The administration: A company subject to the DST must submit an annual return and make a single deposit per year. The calendar year is suggested as the reporting year. One individual will be appointed to offer the DST return and compensate the DST debt on behalf of the other participants in a company party. Furthermore, each member of the company community is agreed to be collectively and severally responsible for any DST owned by another member of the community.
Stakeholders have until 18 June 2021 to request written comments. The proposed law is due to be published this summer.
Taking Advantage of Input Tax Credits
Certain details criteria must be met to assert an ITC. The quantity and type of details needed for a specific service are determined by the amount charged or payable for that supply.

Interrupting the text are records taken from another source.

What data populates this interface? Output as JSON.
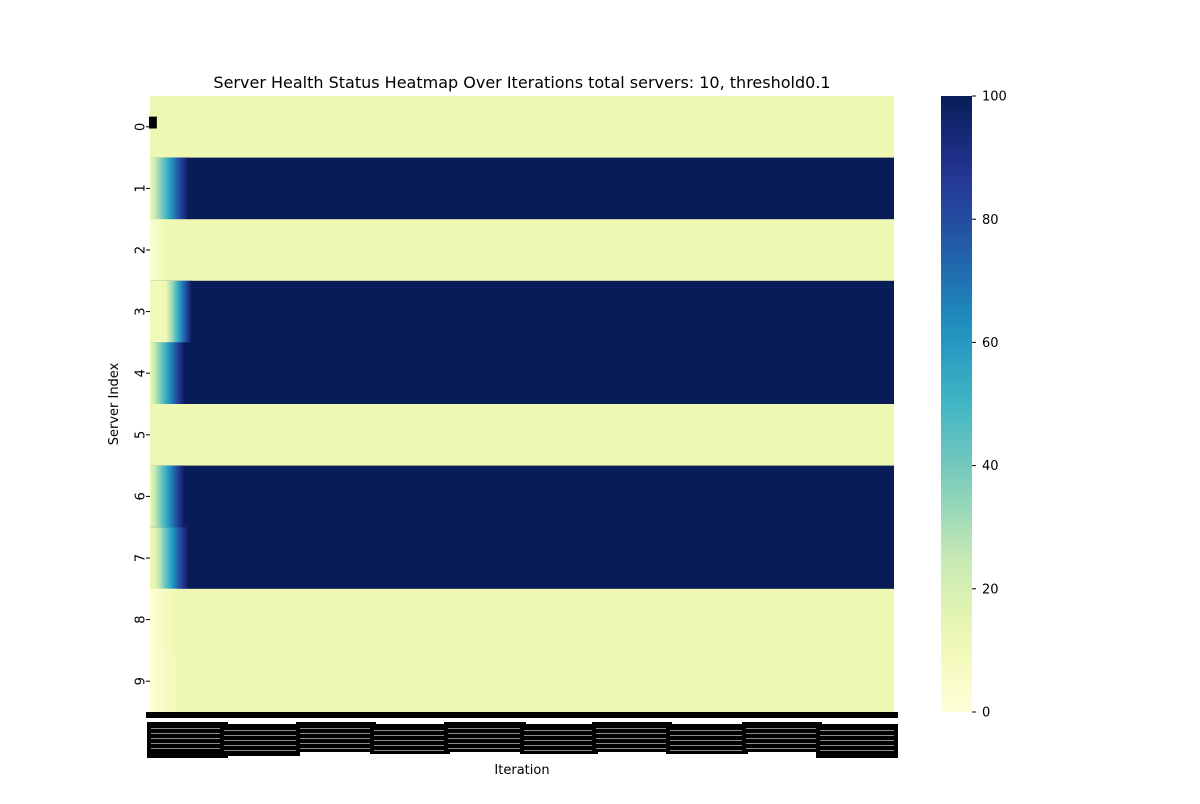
{
  "chart_data": {
    "type": "heatmap",
    "title": "Server Health Status Heatmap Over Iterations total servers: 10, threshold0.1",
    "xlabel": "Iteration",
    "ylabel": "Server Index",
    "rows": [
      "0",
      "1",
      "2",
      "3",
      "4",
      "5",
      "6",
      "7",
      "8",
      "9"
    ],
    "x_tick_labels_note": "dense, overlapping iteration tick labels rendered as a solid black band",
    "colorbar": {
      "colormap": "YlGnBu",
      "min": 0,
      "max": 100,
      "ticks": [
        0,
        20,
        40,
        60,
        80,
        100
      ]
    },
    "series": [
      {
        "row": "0",
        "transition": {
          "start": 0.0,
          "end": 0.0,
          "from": 12,
          "to": 12
        }
      },
      {
        "row": "1",
        "transition": {
          "start": 0.0,
          "end": 0.05,
          "from": 12,
          "to": 100
        }
      },
      {
        "row": "2",
        "transition": {
          "start": 0.0,
          "end": 0.02,
          "from": 3,
          "to": 12
        }
      },
      {
        "row": "3",
        "transition": {
          "start": 0.02,
          "end": 0.055,
          "from": 10,
          "to": 100
        }
      },
      {
        "row": "4",
        "transition": {
          "start": 0.0,
          "end": 0.045,
          "from": 12,
          "to": 100
        }
      },
      {
        "row": "5",
        "transition": {
          "start": 0.0,
          "end": 0.0,
          "from": 12,
          "to": 12
        }
      },
      {
        "row": "6",
        "transition": {
          "start": 0.0,
          "end": 0.045,
          "from": 12,
          "to": 100
        }
      },
      {
        "row": "7",
        "transition": {
          "start": 0.005,
          "end": 0.05,
          "from": 12,
          "to": 100
        }
      },
      {
        "row": "8",
        "transition": {
          "start": 0.0,
          "end": 0.035,
          "from": 2,
          "to": 12
        }
      },
      {
        "row": "9",
        "transition": {
          "start": 0.0,
          "end": 0.04,
          "from": 2,
          "to": 12
        }
      }
    ]
  }
}
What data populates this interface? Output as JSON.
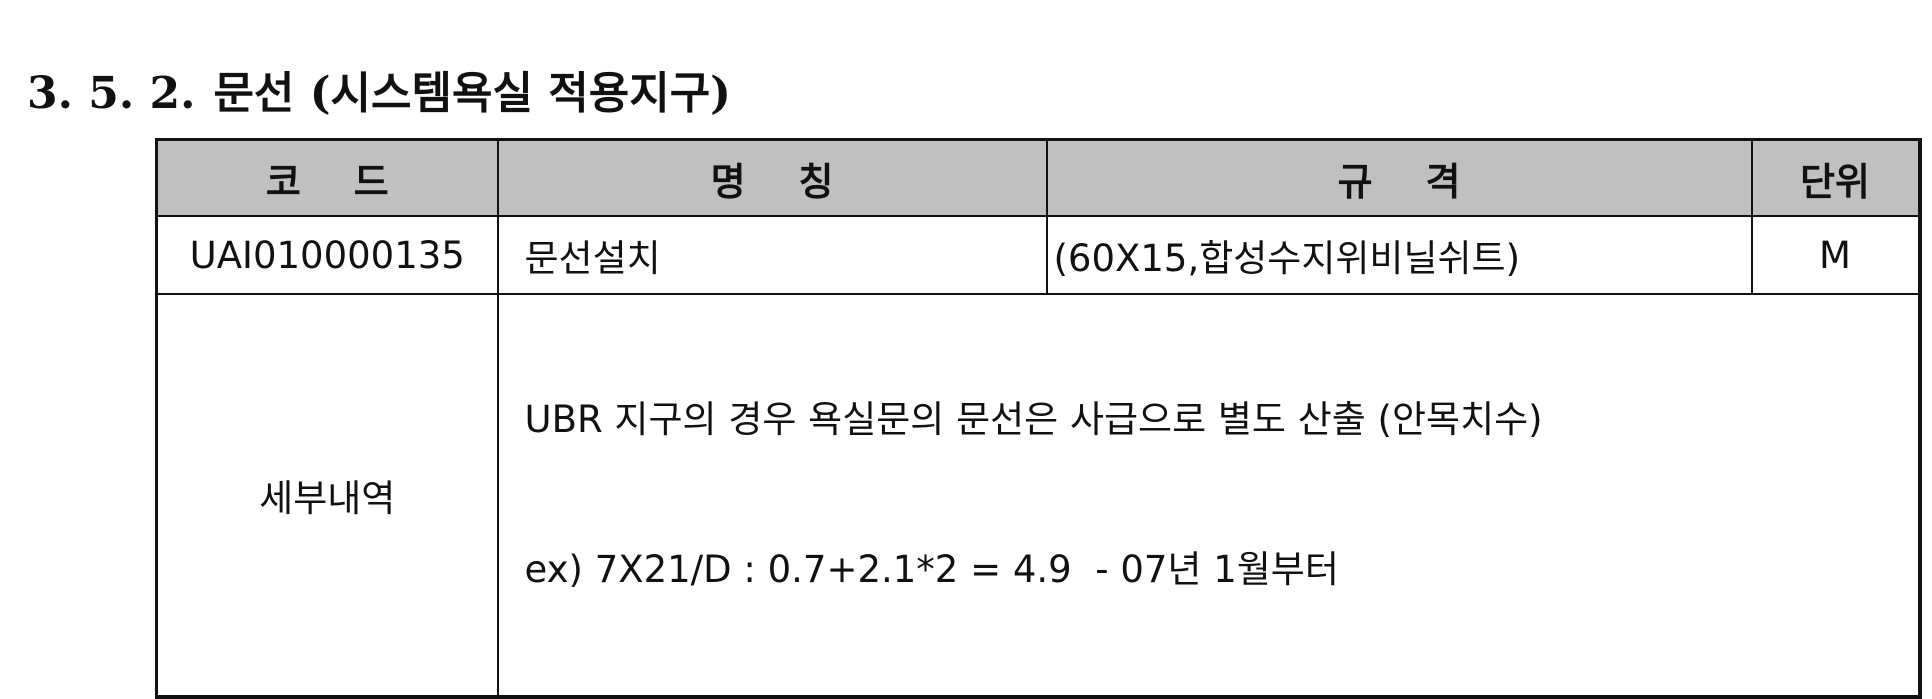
{
  "section": {
    "number": "3. 5. 2.",
    "title": "문선 (시스템욕실 적용지구)"
  },
  "table": {
    "headers": {
      "code": "코    드",
      "name": "명    칭",
      "spec": "규    격",
      "unit": "단위"
    },
    "row": {
      "code": "UAI010000135",
      "name": "문선설치",
      "spec": "(60X15,합성수지위비닐쉬트)",
      "unit": "M"
    },
    "detail": {
      "label": "세부내역",
      "line1": "UBR 지구의 경우 욕실문의 문선은 사급으로 별도 산출 (안목치수)",
      "line2": "ex) 7X21/D : 0.7+2.1*2 = 4.9  - 07년 1월부터"
    }
  }
}
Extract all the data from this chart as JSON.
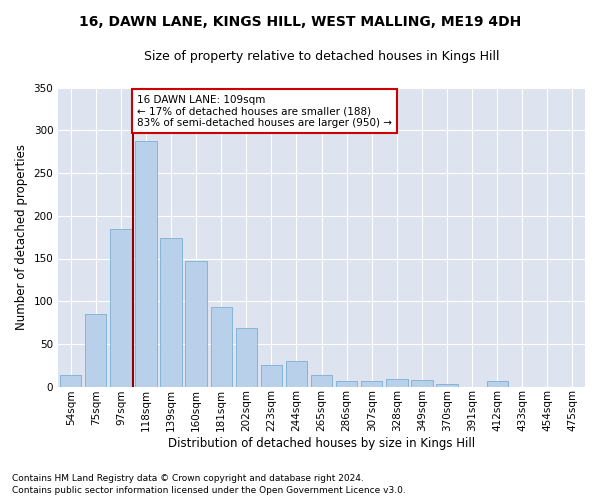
{
  "title": "16, DAWN LANE, KINGS HILL, WEST MALLING, ME19 4DH",
  "subtitle": "Size of property relative to detached houses in Kings Hill",
  "xlabel": "Distribution of detached houses by size in Kings Hill",
  "ylabel": "Number of detached properties",
  "categories": [
    "54sqm",
    "75sqm",
    "97sqm",
    "118sqm",
    "139sqm",
    "160sqm",
    "181sqm",
    "202sqm",
    "223sqm",
    "244sqm",
    "265sqm",
    "286sqm",
    "307sqm",
    "328sqm",
    "349sqm",
    "370sqm",
    "391sqm",
    "412sqm",
    "433sqm",
    "454sqm",
    "475sqm"
  ],
  "values": [
    13,
    85,
    185,
    288,
    174,
    147,
    93,
    68,
    25,
    30,
    14,
    6,
    7,
    9,
    8,
    3,
    0,
    6,
    0,
    0,
    0
  ],
  "bar_color": "#b8d0ea",
  "bar_edgecolor": "#7aafd4",
  "vline_color": "#8b0000",
  "vline_pos": 2.5,
  "annotation_text": "16 DAWN LANE: 109sqm\n← 17% of detached houses are smaller (188)\n83% of semi-detached houses are larger (950) →",
  "annotation_box_color": "white",
  "annotation_box_edgecolor": "#cc0000",
  "annotation_fontsize": 7.5,
  "ylim": [
    0,
    350
  ],
  "yticks": [
    0,
    50,
    100,
    150,
    200,
    250,
    300,
    350
  ],
  "background_color": "#dde4f0",
  "grid_color": "white",
  "footnote": "Contains HM Land Registry data © Crown copyright and database right 2024.\nContains public sector information licensed under the Open Government Licence v3.0.",
  "title_fontsize": 10,
  "subtitle_fontsize": 9,
  "xlabel_fontsize": 8.5,
  "ylabel_fontsize": 8.5,
  "tick_fontsize": 7.5,
  "footnote_fontsize": 6.5
}
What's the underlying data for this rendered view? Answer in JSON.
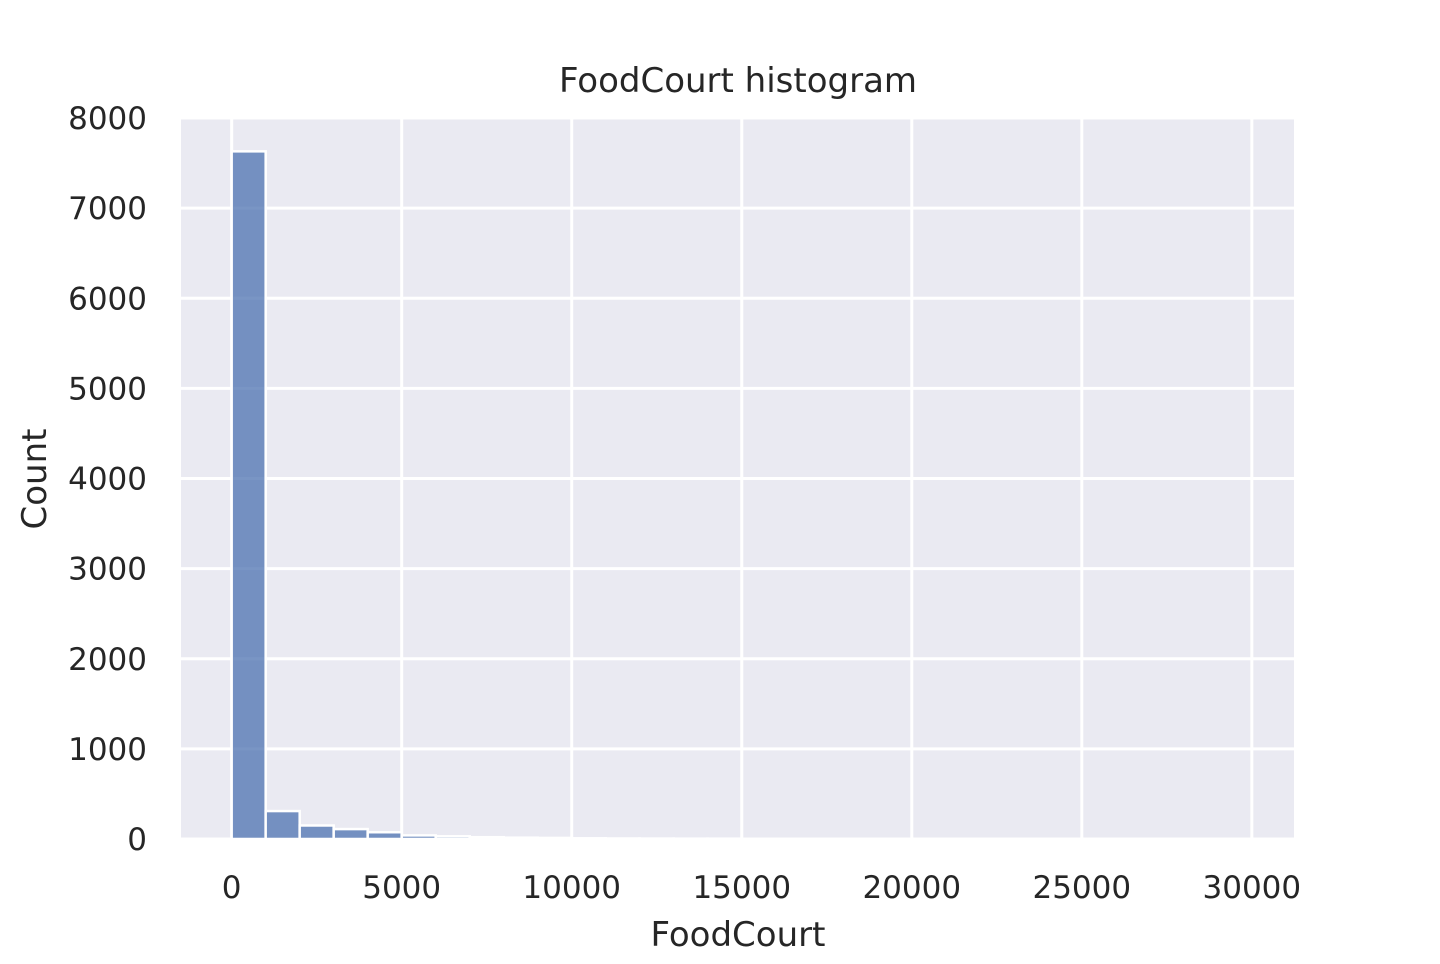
{
  "chart_data": {
    "type": "bar",
    "title": "FoodCourt histogram",
    "xlabel": "FoodCourt",
    "ylabel": "Count",
    "xlim": [
      -1490,
      31240
    ],
    "ylim": [
      0,
      8000
    ],
    "x_ticks": [
      0,
      5000,
      10000,
      15000,
      20000,
      25000,
      30000
    ],
    "y_ticks": [
      0,
      1000,
      2000,
      3000,
      4000,
      5000,
      6000,
      7000,
      8000
    ],
    "bin_width": 1000,
    "bin_edges": [
      0,
      1000,
      2000,
      3000,
      4000,
      5000,
      6000,
      7000,
      8000,
      9000,
      10000,
      11000,
      12000,
      13000,
      14000,
      15000,
      16000,
      17000,
      18000,
      19000,
      20000,
      21000,
      22000,
      23000,
      24000,
      25000,
      26000,
      27000,
      28000,
      29000,
      30000
    ],
    "values": [
      7630,
      310,
      150,
      110,
      75,
      40,
      30,
      20,
      15,
      12,
      8,
      6,
      5,
      4,
      4,
      3,
      2,
      2,
      2,
      2,
      1,
      1,
      1,
      1,
      1,
      1,
      1,
      1,
      1,
      1
    ],
    "grid": true,
    "colors": {
      "plot_background": "#eaeaf2",
      "bar_fill": "#4c72b0",
      "bar_opacity": 0.75,
      "bar_edge": "#ffffff",
      "grid": "#ffffff",
      "text": "#262626"
    }
  }
}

In the case of products of $100 or more (up from $30), the name of the provider or distributor, their GST/HST registration number, and the sum of GST/HST paid would now be needed. In the case of items of $500 or more (nearly equivalent to $150), the recipient’s name, conditions of payment, and a summary of each property or service are now needed.
The GST/HST amount of the retailer or an agent is one of the necessary information for products. In general, an “intermediary” is an individual who serves as the supplier’s representative or who induces or encourages the person’s production of the supply. For the objectives of the ITC details regulations, Budget 2021 recommends that a billing agent be considered as an intermediary.
New conditions for refunding housing
Budget 2021 aims to increase the current housing reimbursement eligibility. Under the current rules, when two or more people jointly buy a new house, they must either meet the requirement to purchase the new home as his principal residence or as his primary residence. The latest housing rebate is recommended if one of the buyers satisfies the requirement.
This amendment would also extend concerning owners’ residences, cooperative housing shares, and houses established on rented properties.